The Frighteners starts with decent-ish 90’s creature-in-the walls effects. To clarify, this is a ghost movie. It’s also a horror comedy about a grim reaper who is running rampant killing people prematurely. It’s a nice fluffy way to start Octoberween and I’m okay with that. Oh yeah – it stars Michael J. Fox.

So this movie is kind of what I would have expected a Haunted Mansion movie to look like. Extremely campy with prominently caricatures of ghosts that follow Frank around, helping him sort of solve mysteries. I say sort of because he’s not super good at it, and not a lot of people survive. In fact, I think more people might die because of his meddling. Essentially Frank (Michael J. Fox) survived a traumatic experience (car accident where his wife dies) and can now see ghosts. So naturally it becomes a Dragonheart situation and he uses the ghosts to scare up customers for exorcisms while he tries to finish his house.

Universal Pictures

Universal Pictures

That in and of itself might have been an enjoyable little movie, but unfortunately it doesn’t stop there. His last customer ends up being marked for death by the rampant grim reaper, which is convenient because Frank is about to fall in love with that guy’s wife. What follows is about a ‘comedy’ about an hour too long and convoluted as all get out. There’s a subplot, you see, where there was a serial killer and his supposed girlfriend, who’s now locked up in a house with her crazy mom. Also there’s a weird FBI agent who’s convinced that Frank killed his wife. It doesn’t take a detective to figure out that the new dead people also have numbers on their forehead like the killer’s victims, but it does take Frank a long time.
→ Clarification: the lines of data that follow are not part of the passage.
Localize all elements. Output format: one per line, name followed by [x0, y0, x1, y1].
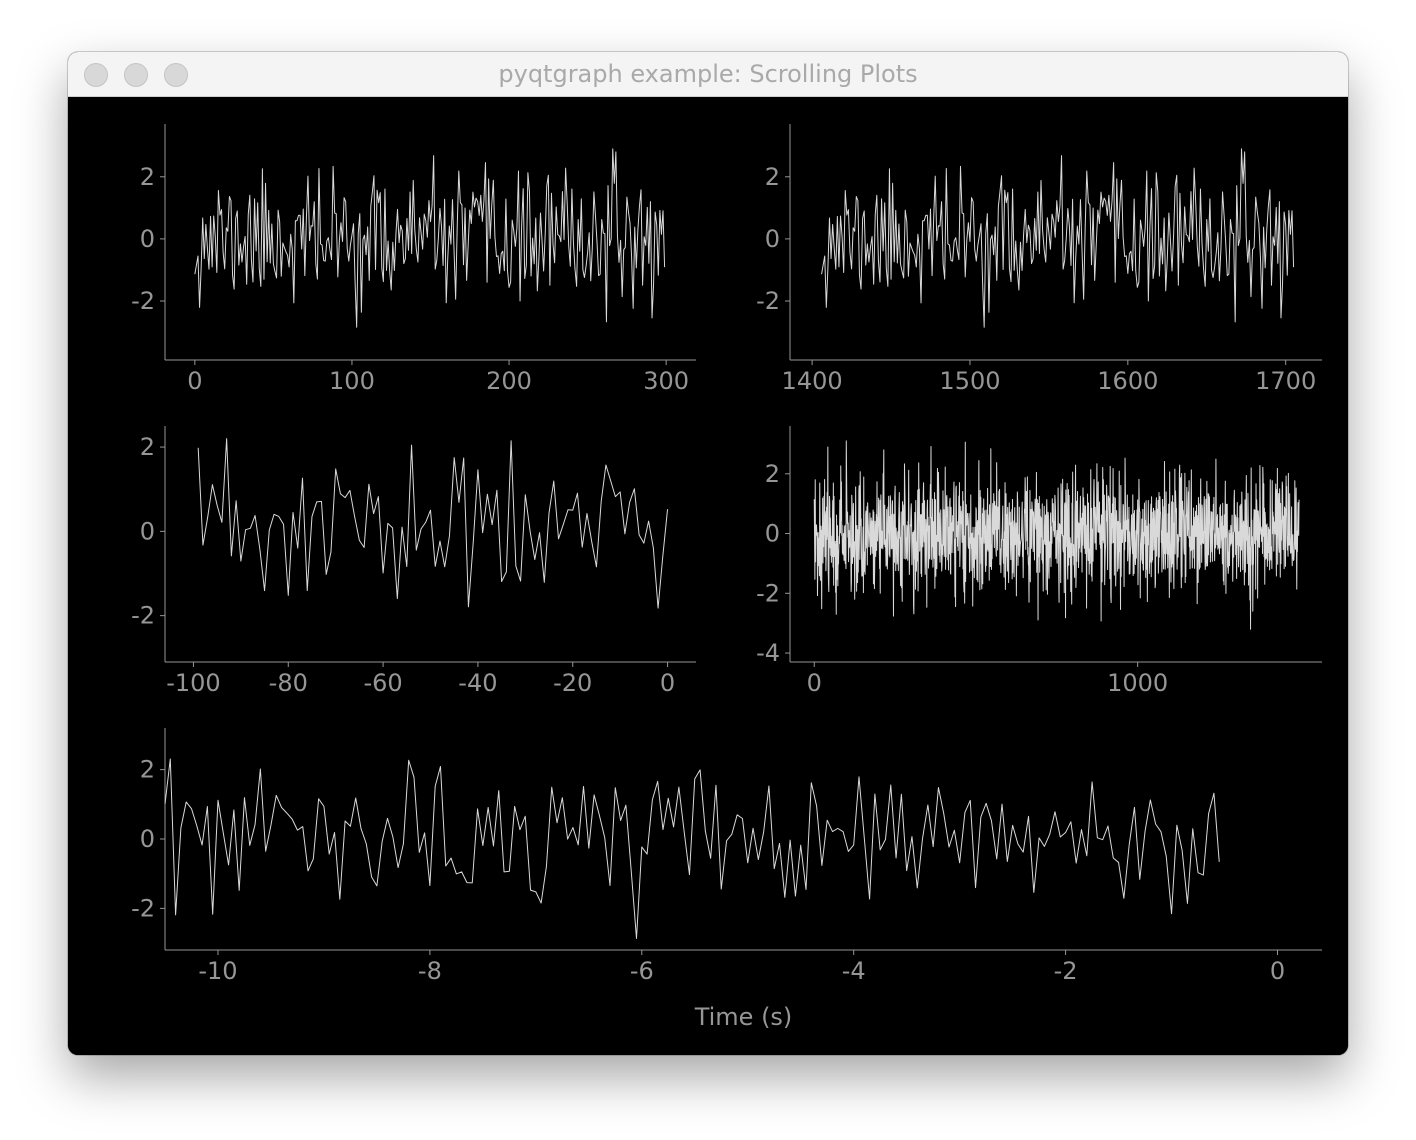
- x-tick-label: -6: [630, 957, 654, 985]
- x-tick-label: 300: [643, 367, 689, 395]
- x-axis-label: Time (s): [694, 1003, 793, 1031]
- x-tick-label: -100: [166, 669, 220, 697]
- plot-3: -100 -80 -60 -40 -20 0 2 0 -2: [131, 426, 696, 697]
- y-tick-label: 2: [765, 163, 780, 191]
- y-tick-label: 2: [140, 756, 155, 784]
- plot-area: 0 100 200 300 2 0 -2 1400 1500 1600 1700 2 0 -2 -100 -8…: [68, 97, 1348, 1055]
- y-tick-label: 2: [765, 460, 780, 488]
- y-tick-label: -2: [756, 287, 780, 315]
- x-tick-label: -10: [198, 957, 237, 985]
- x-tick-label: 1000: [1107, 669, 1168, 697]
- y-tick-label: -2: [131, 287, 155, 315]
- x-tick-label: -20: [553, 669, 592, 697]
- x-tick-label: 0: [187, 367, 202, 395]
- x-tick-label: 0: [660, 669, 675, 697]
- y-tick-label: 0: [140, 825, 155, 853]
- x-tick-label: -2: [1054, 957, 1078, 985]
- series-line: [821, 148, 1295, 328]
- y-tick-label: 0: [765, 225, 780, 253]
- app-window: pyqtgraph example: Scrolling Plots 0 100 2…: [68, 52, 1348, 1055]
- x-tick-label: -80: [269, 669, 308, 697]
- series-line: [164, 758, 1220, 940]
- y-tick-label: 2: [140, 433, 155, 461]
- x-tick-label: 1400: [782, 367, 843, 395]
- y-tick-label: 2: [140, 163, 155, 191]
- y-tick-label: 0: [140, 517, 155, 545]
- y-tick-label: -2: [131, 602, 155, 630]
- plot-4: 0 1000 2 0 -2 -4: [756, 426, 1322, 697]
- x-tick-label: 100: [329, 367, 375, 395]
- x-tick-label: 0: [807, 669, 822, 697]
- y-tick-label: -2: [131, 894, 155, 922]
- plot-1: 0 100 200 300 2 0 -2: [131, 124, 696, 395]
- plot-5: -10 -8 -6 -4 -2 0 2 0 -2 Time (s): [131, 728, 1322, 1031]
- y-tick-label: 0: [765, 520, 780, 548]
- x-tick-label: -8: [418, 957, 442, 985]
- y-tick-label: -4: [756, 639, 780, 667]
- title-bar: pyqtgraph example: Scrolling Plots: [68, 52, 1348, 97]
- x-tick-label: 1700: [1255, 367, 1316, 395]
- series-line: [197, 438, 669, 609]
- y-tick-label: -2: [756, 579, 780, 607]
- x-tick-label: -4: [842, 957, 866, 985]
- x-tick-label: -40: [458, 669, 497, 697]
- x-tick-label: 1600: [1097, 367, 1158, 395]
- series-line: [194, 148, 666, 328]
- y-tick-label: 0: [140, 225, 155, 253]
- series-line: [813, 440, 1300, 630]
- x-tick-label: 1500: [939, 367, 1000, 395]
- x-tick-label: -60: [363, 669, 402, 697]
- plots-canvas[interactable]: 0 100 200 30020-21400 1500 1600 170020-2-100 -8…: [68, 97, 1348, 1055]
- x-tick-label: 0: [1270, 957, 1285, 985]
- plot-2: 1400 1500 1600 1700 2 0 -2: [756, 124, 1322, 395]
- window-title: pyqtgraph example: Scrolling Plots: [498, 60, 918, 88]
- x-tick-label: 200: [486, 367, 532, 395]
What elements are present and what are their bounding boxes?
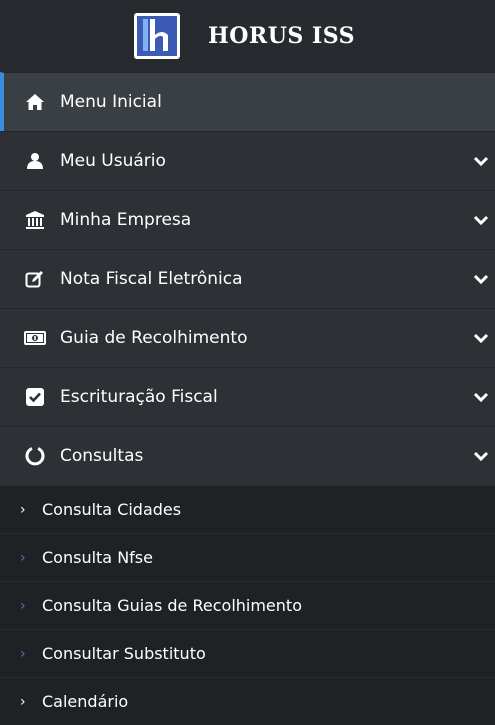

In case you were wondering what the humor level was, there is a ‘jive’ ghost, a nerd ghost and an old west ghost. The old west ghost eyeballs a sarcophagus during a museum scene and we’re treated to the sight of him humping it vigorously, then chirping, “I like it when they lay still like that.” So there’s that. There’s also the hilarious part where Frank kidnaps a lady who’s marked and then, get this  – it’s so funny, crashes his car down a hill leaving her to crawl from the wreckage and try and get away from this madman who’s done nothing but tell her she’s going to die, only to be pushed back down and strangled by the grim reaper.

Universal Pictures

Universal Pictures

Aside from the pacing and plot being all over the place, the CGI effects are pretty bad. Not the ghosts themselves, they’re pretty good, but every scene where something pops out of a wall is pretty terribly rendered, even for 1996. One of the recurring comedic elements is the ghosts suffering some unfortunate malady (getting sucked through a fan, etc.) and those are slightly better, maybe because of the fantasy element that’s already in place.